Nearly 40 percent of children in rural Idaho are enrolled in Medicaid. (Honza Soukup/Flickr)
Nearly 40 percent of children in rural Idaho are enrolled in Medicaid. (Honza Soukup/Flickr)
June 8, 2017

BOISE, Idaho – A new report shows Medicaid is critical for providing rural children in Idaho and across the country access to the care they need to stay healthy.

The Georgetown University Center for Children and Families finds 39 percent of children in rural parts of the Gem State are enrolled in Medicaid, compared with 35 percent in metro areas.

Between 2009 and 2015, Medicaid also helped reduce the rate of uninsured children in small town Idaho by 5 percent.

Christine Tiddens, a member of the health care advocacy group Close the Gap Idaho, says the program is vitally important to rural Idahoans.

"We know that Medicaid's a lifeline that really runs through rural parts of our state, and it ensures that the most vulnerable among us – so our children, our seniors, individuals with disabilities – really get the care that they need," she states.

Tiddens adds 73 percent of Medicaid enrollees in Idaho are children.

The number of children on Medicaid rose by seven percentage points from 2009 to 2015 in the state.

President Donald Trump's proposed budget and the U.S. House health care plan could change that, slashing more than a trillion dollars from Medicaid over the next decade.

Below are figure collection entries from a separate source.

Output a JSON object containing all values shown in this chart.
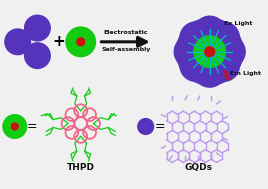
{
  "bg_color": "#f0f0f0",
  "purple_color": "#5533bb",
  "green_color": "#11cc11",
  "red_color": "#cc1111",
  "pink_color": "#ee6688",
  "light_purple_color": "#bb99ee",
  "cyan_color": "#00bbcc",
  "arrow_color": "#111111",
  "text_color": "#111111",
  "title_thpd": "THPD",
  "title_gqds": "GQDs",
  "label_electrostatic": "Electrostatic",
  "label_self_assembly": "Self-assembly",
  "label_ex": "Ex Light",
  "label_em": "Em Light",
  "figw": 2.68,
  "figh": 1.89,
  "dpi": 100
}
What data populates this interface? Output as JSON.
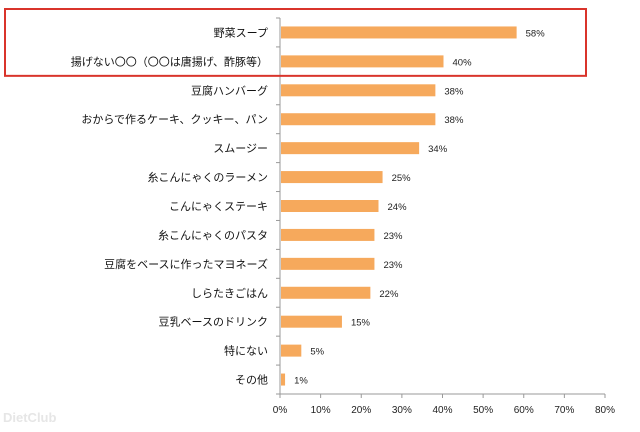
{
  "chart_data": {
    "type": "bar",
    "orientation": "horizontal",
    "categories": [
      "野菜スープ",
      "揚げない〇〇（〇〇は唐揚げ、酢豚等）",
      "豆腐ハンバーグ",
      "おからで作るケーキ、クッキー、パン",
      "スムージー",
      "糸こんにゃくのラーメン",
      "こんにゃくステーキ",
      "糸こんにゃくのパスタ",
      "豆腐をベースに作ったマヨネーズ",
      "しらたきごはん",
      "豆乳ベースのドリンク",
      "特にない",
      "その他"
    ],
    "values": [
      58,
      40,
      38,
      38,
      34,
      25,
      24,
      23,
      23,
      22,
      15,
      5,
      1
    ],
    "value_labels": [
      "58%",
      "40%",
      "38%",
      "38%",
      "34%",
      "25%",
      "24%",
      "23%",
      "23%",
      "22%",
      "15%",
      "5%",
      "1%"
    ],
    "xlim": [
      0,
      80
    ],
    "xticks": [
      "0%",
      "10%",
      "20%",
      "30%",
      "40%",
      "50%",
      "60%",
      "70%",
      "80%"
    ],
    "title": "",
    "xlabel": "",
    "ylabel": "",
    "highlight": {
      "categories": [
        0,
        1
      ],
      "color": "#d9342b"
    },
    "bar_color": "#f6a95c",
    "grid": false
  },
  "watermark": "DietClub"
}
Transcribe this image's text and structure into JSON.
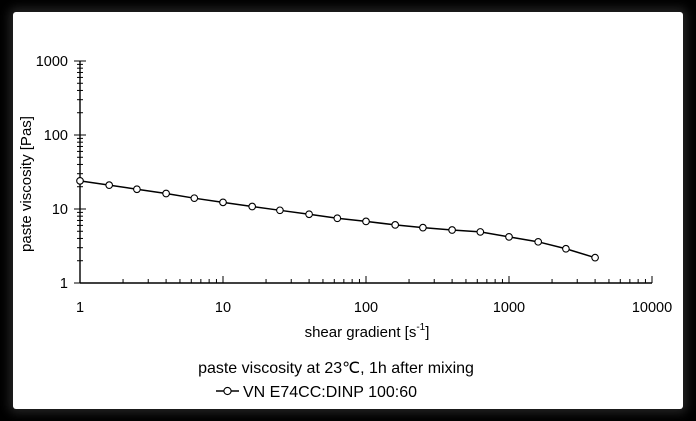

Joan Alker, executive director of the Georgetown University Center for Children and Families, says the proposed cuts to Medicaid would have an outsized impact on rural communities, many of which are still struggling economically from the recession.

"Children and families living in small towns and rural areas risk losing access to health care and their protection from rising health care costs as Medicaid funding is cut, as congressional leaders are currently thinking about," she stresses.

Besides providing access to medical care, Alker says Medicaid also protects families from medical debt and bankruptcy.

And she notes the program shores up local economic security by helping rural health centers and hospitals keep their doors open.